Waiting for Tundra Swans

Any day now tundra swans will move through western Pennsylvania on their way south to the Chesapeake. 

A flock usually flies over my house at night in early November.  I know they’re overhead when I hear them calling as they fly, a “woo-ing” sound that resembles the voices of children playing in the distance.  If I’m lucky, I’m already outdoors and can see them illuminated from below by the city lights.  Otherwise I race for the door, burst outside in the dark – and usually miss them.

Tundra swans hold a particular fascination for me because they rarely spend any time near Pittsburgh.  Those seen overhead in the fall generally spend the summer breeding in Canada’s Northwest Territory and Alaska’s North Slope.  In autumn they fly south and east across Canada, the Great Lakes and Pennsylvania, destined for Chesapeake Bay and North Carolina – a journey that covers 3,600 miles and takes about 12 weeks. 

I will never forget the time I watched a flock of tundra swans land at dusk on Yellow Creek Lake in Indiana County.  I was sitting in the Waterfowl Observatory blind, unable to see the sky.  Snow had started falling when I heard the voices of swans overhead.  As they came into view they circled once then, one after the other, they cupped their wings and landed in a gliding V on the lake.  What a beautiful thing.

Come, swans!

(photo by Chuck Tague)

1 thought on “Waiting for Tundra Swans

  1. I’m a transplanted Pittsburgher–from Sewickley actually–now living in Chesapeake County (Columbia, Maryland, southwest of Baltimore). I saw my first Tundra Swans in the winter at Pymatuning and Presque Isle in the early 60s–they were called Whistling Swans in those days.

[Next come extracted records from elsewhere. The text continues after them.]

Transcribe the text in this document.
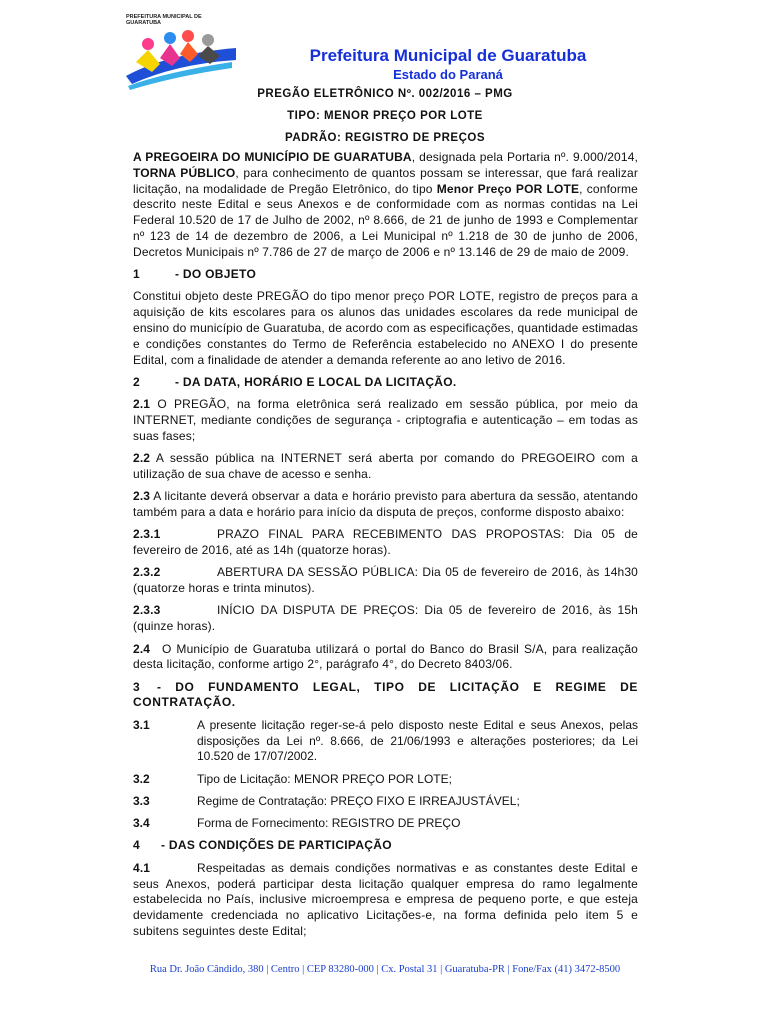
PREFEITURA MUNICIPAL DE GUARATUBA
Prefeitura Municipal de Guaratuba
Estado do Paraná
PREGÃO ELETRÔNICO Nº. 002/2016 – PMG
TIPO: MENOR PREÇO POR LOTE
PADRÃO: REGISTRO DE PREÇOS

A PREGOEIRA DO MUNICÍPIO DE GUARATUBA, designada pela Portaria nº. 9.000/2014, TORNA PÚBLICO, para conhecimento de quantos possam se interessar, que fará realizar licitação, na modalidade de Pregão Eletrônico, do tipo Menor Preço POR LOTE, conforme descrito neste Edital e seus Anexos e de conformidade com as normas contidas na Lei Federal 10.520 de 17 de Julho de 2002, nº 8.666, de 21 de junho de 1993 e Complementar nº 123 de 14 de dezembro de 2006, a Lei Municipal nº 1.218 de 30 de junho de 2006, Decretos Municipais nº 7.786 de 27 de março de 2006 e nº 13.146 de 29 de maio de 2009.

1	- DO OBJETO

Constitui objeto deste PREGÃO do tipo menor preço POR LOTE, registro de preços para a aquisição de kits escolares para os alunos das unidades escolares da rede municipal de ensino do município de Guaratuba, de acordo com as especificações, quantidade estimadas e condições constantes do Termo de Referência estabelecido no ANEXO I do presente Edital, com a finalidade de atender a demanda referente ao ano letivo de 2016.

2	- DA DATA, HORÁRIO E LOCAL DA LICITAÇÃO.

2.1 O PREGÃO, na forma eletrônica será realizado em sessão pública, por meio da INTERNET, mediante condições de segurança - criptografia e autenticação – em todas as suas fases;

2.2 A sessão pública na INTERNET será aberta por comando do PREGOEIRO com a utilização de sua chave de acesso e senha.

2.3 A licitante deverá observar a data e horário previsto para abertura da sessão, atentando também para a data e horário para início da disputa de preços, conforme disposto abaixo:

2.3.1	PRAZO FINAL PARA RECEBIMENTO DAS PROPOSTAS: Dia 05 de fevereiro de 2016, até as 14h (quatorze horas).

2.3.2	ABERTURA DA SESSÃO PÚBLICA: Dia 05 de fevereiro de 2016, às 14h30 (quatorze horas e trinta minutos).

2.3.3	INÍCIO DA DISPUTA DE PREÇOS: Dia 05 de fevereiro de 2016, às 15h (quinze horas).

2.4 O Município de Guaratuba utilizará o portal do Banco do Brasil S/A, para realização desta licitação, conforme artigo 2°, parágrafo 4°, do Decreto 8403/06.

3 - DO FUNDAMENTO LEGAL, TIPO DE LICITAÇÃO E REGIME DE CONTRATAÇÃO.

3.1	A presente licitação reger-se-á pelo disposto neste Edital e seus Anexos, pelas disposições da Lei nº. 8.666, de 21/06/1993 e alterações posteriores; da Lei 10.520 de 17/07/2002.
3.2	Tipo de Licitação: MENOR PREÇO POR LOTE;
3.3	Regime de Contratação: PREÇO FIXO E IRREAJUSTÁVEL;
3.4	Forma de Fornecimento: REGISTRO DE PREÇO
4	- DAS CONDIÇÕES DE PARTICIPAÇÃO

4.1	Respeitadas as demais condições normativas e as constantes deste Edital e seus Anexos, poderá participar desta licitação qualquer empresa do ramo legalmente estabelecida no País, inclusive microempresa e empresa de pequeno porte, e que esteja devidamente credenciada no aplicativo Licitações-e, na forma definida pelo item 5 e subitens seguintes deste Edital;

Rua Dr. João Cândido, 380 | Centro | CEP 83280-000 | Cx. Postal 31 | Guaratuba-PR | Fone/Fax (41) 3472-8500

They were also a special treat, since as your posting notes, they do not often light in Western Pennsylvania. Now I can see scores of this majestic bird in the late fall and winter at Eastern Neck National Wildlife Refuge near Chestertown, Maryland, on the Eastern Shore. A special treat this time of year is hearing their somewhat eerie flight calls overhead at night.

    Like many areas, we have a year-round population of Mute Swans. These have escaped into the wild from captivity. There is quite a heated debate about the Maryland Department of Natural Resources’ plan to eliminate some of this species, supposedly because they consume a great amount of bay grasses. I am personally quite opposed to this idea–live and let live, I say.

    Enjoyed your postings about Red-tailed Hawk, the most common hawk in the Sewickley area when I was growing up and one of my all-time favorite birds.